TRANSACTIONAL DUE DILIGENCE TRENDS IN FLORIDA (2006-2014)

April 15th, 2017 by Geoffrey di Mauro Leave a reply »

Effective 31 December 2014

Lessons Learned 28 – 4Q2014 Annual Due Diligence Trends

Survey Results – This is the fifth annual Survey of consultant and lender trends in environmental due diligence in Florida.   The Survey topics included the following questions, including: (a) what is the growth trend for environmental due diligence, (b) what was the average cost of due diligence this year, and (c) what trends were identified for 2015.   For the past year (2014) we continue to see a situation where lender growth is moribund in the due diligence arena, while consultant activity continues to increase.  This is may be attributable to both a continued tightened credit policy, and the influence of cash deals by investors and developers.

As stated in prior Surveys, the respondent consensus indicates that 2006 was the previous industry high water mark in terms of assessment requests; therefore, we use 2006 as our assumed baseline of 1.0.  This year’s data from responding consultants continues to show an ongoing growth trend since 2009, with all of surveyed consultants now doing volume in excess of their respective 2006 volumes.  The weighted average shows that the average due diligence of responding consultants returned to 2006 levels in mid-2010, and is now about 100% higher (or double) the 2010 volume.

[See Chart One of Attachment]

On the other hand, the activity of responding lenders continues to be below the last high water mark of 2009.  In fact, this year (2014) showed only a moderate upward trend in activity over last year.  This is still 20% lower than 2009 levels.  Since lender loan rates continue to be low, other factors which may be contributing to these lower commercial real estate lending numbers include the number of cash deals still being done, as well as non-lender financing.

[See Chart Two of Attachment]

The lenders which responded continue to report relatively tight credit policy requirements, which may also be contributing to slower growth.  (Note: the lenders surveyed have not reported any foreclosure-based due diligence, therefore, that kind of lender issues are not reflected in the trend reported by the responding consultants).

[See Chart Three of Attachment]

Finally, according to respondents’ data, the weighted average cost of a Phase I environmental site assessments in 2014 continues to fall, dropping @ 4.6% from 2013 to $1735.   The unit cost average has declined almost 18% from the 2012 high point.

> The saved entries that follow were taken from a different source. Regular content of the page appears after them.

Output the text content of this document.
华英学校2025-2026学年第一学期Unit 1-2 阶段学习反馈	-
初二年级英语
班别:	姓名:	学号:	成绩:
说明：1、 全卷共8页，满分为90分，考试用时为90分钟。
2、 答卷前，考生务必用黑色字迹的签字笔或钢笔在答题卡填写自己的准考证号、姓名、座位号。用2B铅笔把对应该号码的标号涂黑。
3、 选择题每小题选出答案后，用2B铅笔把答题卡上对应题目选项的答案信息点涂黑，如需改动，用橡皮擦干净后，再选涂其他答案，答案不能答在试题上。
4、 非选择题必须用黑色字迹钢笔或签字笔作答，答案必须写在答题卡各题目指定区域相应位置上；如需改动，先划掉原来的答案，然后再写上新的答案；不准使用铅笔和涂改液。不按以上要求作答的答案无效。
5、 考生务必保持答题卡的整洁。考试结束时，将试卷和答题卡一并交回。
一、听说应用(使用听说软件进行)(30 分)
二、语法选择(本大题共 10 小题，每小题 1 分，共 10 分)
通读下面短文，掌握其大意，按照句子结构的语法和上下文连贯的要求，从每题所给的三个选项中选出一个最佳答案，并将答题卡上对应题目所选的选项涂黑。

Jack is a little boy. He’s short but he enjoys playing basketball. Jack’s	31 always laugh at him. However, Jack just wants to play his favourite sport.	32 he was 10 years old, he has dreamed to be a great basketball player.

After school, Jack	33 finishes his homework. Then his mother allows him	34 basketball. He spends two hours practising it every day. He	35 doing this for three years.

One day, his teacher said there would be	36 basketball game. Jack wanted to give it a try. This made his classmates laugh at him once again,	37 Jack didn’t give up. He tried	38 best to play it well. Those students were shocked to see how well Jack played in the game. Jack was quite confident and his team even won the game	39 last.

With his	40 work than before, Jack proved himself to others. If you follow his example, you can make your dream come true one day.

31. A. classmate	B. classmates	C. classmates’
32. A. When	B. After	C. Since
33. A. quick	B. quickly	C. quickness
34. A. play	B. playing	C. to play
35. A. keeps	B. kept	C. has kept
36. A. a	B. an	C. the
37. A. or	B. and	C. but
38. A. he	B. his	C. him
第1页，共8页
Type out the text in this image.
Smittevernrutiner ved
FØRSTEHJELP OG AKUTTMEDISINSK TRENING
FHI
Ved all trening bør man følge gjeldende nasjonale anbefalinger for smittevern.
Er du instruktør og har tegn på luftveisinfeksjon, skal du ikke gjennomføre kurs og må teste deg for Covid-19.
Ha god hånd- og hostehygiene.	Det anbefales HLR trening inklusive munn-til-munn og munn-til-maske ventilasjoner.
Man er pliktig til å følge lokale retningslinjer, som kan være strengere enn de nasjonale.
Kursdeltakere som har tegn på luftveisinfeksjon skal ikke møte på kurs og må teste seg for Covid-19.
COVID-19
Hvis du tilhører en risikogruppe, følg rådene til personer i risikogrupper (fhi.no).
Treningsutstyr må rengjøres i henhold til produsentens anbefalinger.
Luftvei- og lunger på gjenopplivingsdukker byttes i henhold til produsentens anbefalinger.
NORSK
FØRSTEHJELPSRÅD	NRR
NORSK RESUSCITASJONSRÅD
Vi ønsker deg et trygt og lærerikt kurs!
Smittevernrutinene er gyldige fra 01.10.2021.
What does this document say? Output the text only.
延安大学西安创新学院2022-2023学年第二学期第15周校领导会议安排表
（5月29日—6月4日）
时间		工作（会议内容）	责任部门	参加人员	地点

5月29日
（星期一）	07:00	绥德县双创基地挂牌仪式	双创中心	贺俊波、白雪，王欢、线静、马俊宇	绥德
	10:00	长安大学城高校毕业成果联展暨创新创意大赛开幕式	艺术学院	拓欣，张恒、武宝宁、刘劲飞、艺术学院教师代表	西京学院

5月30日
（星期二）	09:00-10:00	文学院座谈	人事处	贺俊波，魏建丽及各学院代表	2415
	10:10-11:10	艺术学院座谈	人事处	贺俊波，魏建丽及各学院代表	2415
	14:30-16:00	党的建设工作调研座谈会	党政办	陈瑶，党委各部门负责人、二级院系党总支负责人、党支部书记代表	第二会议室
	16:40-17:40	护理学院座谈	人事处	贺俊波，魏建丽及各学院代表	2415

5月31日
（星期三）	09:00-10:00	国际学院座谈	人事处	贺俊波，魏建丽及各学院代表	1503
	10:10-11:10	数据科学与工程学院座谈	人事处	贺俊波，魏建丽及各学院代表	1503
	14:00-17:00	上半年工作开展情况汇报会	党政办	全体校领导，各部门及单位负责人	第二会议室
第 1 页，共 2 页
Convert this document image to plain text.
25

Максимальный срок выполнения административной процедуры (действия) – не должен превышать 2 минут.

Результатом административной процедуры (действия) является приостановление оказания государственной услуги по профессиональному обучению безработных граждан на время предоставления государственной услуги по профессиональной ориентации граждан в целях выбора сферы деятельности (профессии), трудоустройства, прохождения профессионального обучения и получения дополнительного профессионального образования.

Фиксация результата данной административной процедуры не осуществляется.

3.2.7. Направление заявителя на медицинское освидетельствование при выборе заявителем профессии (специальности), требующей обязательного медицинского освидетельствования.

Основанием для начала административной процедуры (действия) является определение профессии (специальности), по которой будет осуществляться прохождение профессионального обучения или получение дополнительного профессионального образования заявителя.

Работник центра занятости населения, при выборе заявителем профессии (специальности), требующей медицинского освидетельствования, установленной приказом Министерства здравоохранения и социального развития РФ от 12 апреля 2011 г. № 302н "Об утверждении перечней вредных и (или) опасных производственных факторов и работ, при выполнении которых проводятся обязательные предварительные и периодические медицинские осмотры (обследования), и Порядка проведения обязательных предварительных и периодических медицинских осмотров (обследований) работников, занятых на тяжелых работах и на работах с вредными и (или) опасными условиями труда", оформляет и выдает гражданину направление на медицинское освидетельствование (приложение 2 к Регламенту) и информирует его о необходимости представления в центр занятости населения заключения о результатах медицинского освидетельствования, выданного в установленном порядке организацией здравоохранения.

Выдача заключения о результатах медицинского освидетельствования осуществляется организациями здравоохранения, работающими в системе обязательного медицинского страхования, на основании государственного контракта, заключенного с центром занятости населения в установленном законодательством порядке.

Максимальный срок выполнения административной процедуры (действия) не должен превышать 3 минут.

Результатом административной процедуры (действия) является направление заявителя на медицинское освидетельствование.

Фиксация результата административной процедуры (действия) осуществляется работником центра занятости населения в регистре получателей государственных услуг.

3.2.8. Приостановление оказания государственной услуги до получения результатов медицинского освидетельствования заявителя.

[See Chart Four of Attachment]

Trends for 2015 –   Survey participants were asked what they feel the due diligence trend will be in 2015, and what factors they feel will be most influential in that trend.  Respondents referred to a generally optimistic tone in the market.  The factors for this feeling included (a) perception that the positive turnaround in the general economy would generate business; (b) concern that the “bargain” properties and prices will be scarcer, driving more deals to snap up remaining values, and (c) the current relatively low cost of credit (which could trend higher if the Federal Reserve raises rates later this year).

Specific comments to the general question “What does [consultant/lender] feel the due diligence trend will be in 2015, and what factors does [consultant/lender] feel will be most influential in that trend?”  included the following:

[Consultant] It is believed that the market will be comparable to 2015.  A lot of “good” real estate deals are not expected to be on the market this year for investors to acquire.  As such, the client base may lean more towards owners/operators or financial institutions.

[Consultant] – South Florida Real estate seems to be strong for both residential and commercial projects.  We feel that this trend will continue in 2015 and will influence the demand for Phase I’s from lenders, purchasers of commercial properties and development parcels.

[Lender]  We continue to experience a pick-up in business which started half-way through 2014.  I would expect a 30-40% increase in requests for environmental reports.  We will be looking to do a few more investor loans also.

[Consultant] – I think we will see the number of Phase I ESAs increase in 2015 due to the upturn in the economy.

[Consultant] Beginning a few years ago we saw a market from banks assessing property prior to foreclosure.  That transitioned into assessments for people buying the foreclosures.  There was a period where developers who weathered the storm were buying up lots in developments that didn’t make it.  Lots were permitted and utilities, roads, etc were all in place.  They could sit on the lots until they were needed.  Last year we saw a return of developers to [this] acreage for new developments.  We have seen a few urban redevelopment projects [including brownfields, come back online].  [It is unclear] if the new development will remain strong or if there is a backlog of properties waiting for purchasers.  [It appears that] we’ll continue to see refinancing and investment purchases along with commercial projects.

[Consultant]  We anticipate an increase in environmental due diligence as lending continues to relax and real estate investment and sales rate increase.

While this is an informal and non-scientific poll, most respondents, lenders and consultants alike, felt that factors like positive perceptions about general economic growth, as well as relatively low credit rates, will continue to move money off of the sidelines this year.  This firm shares this general consensus.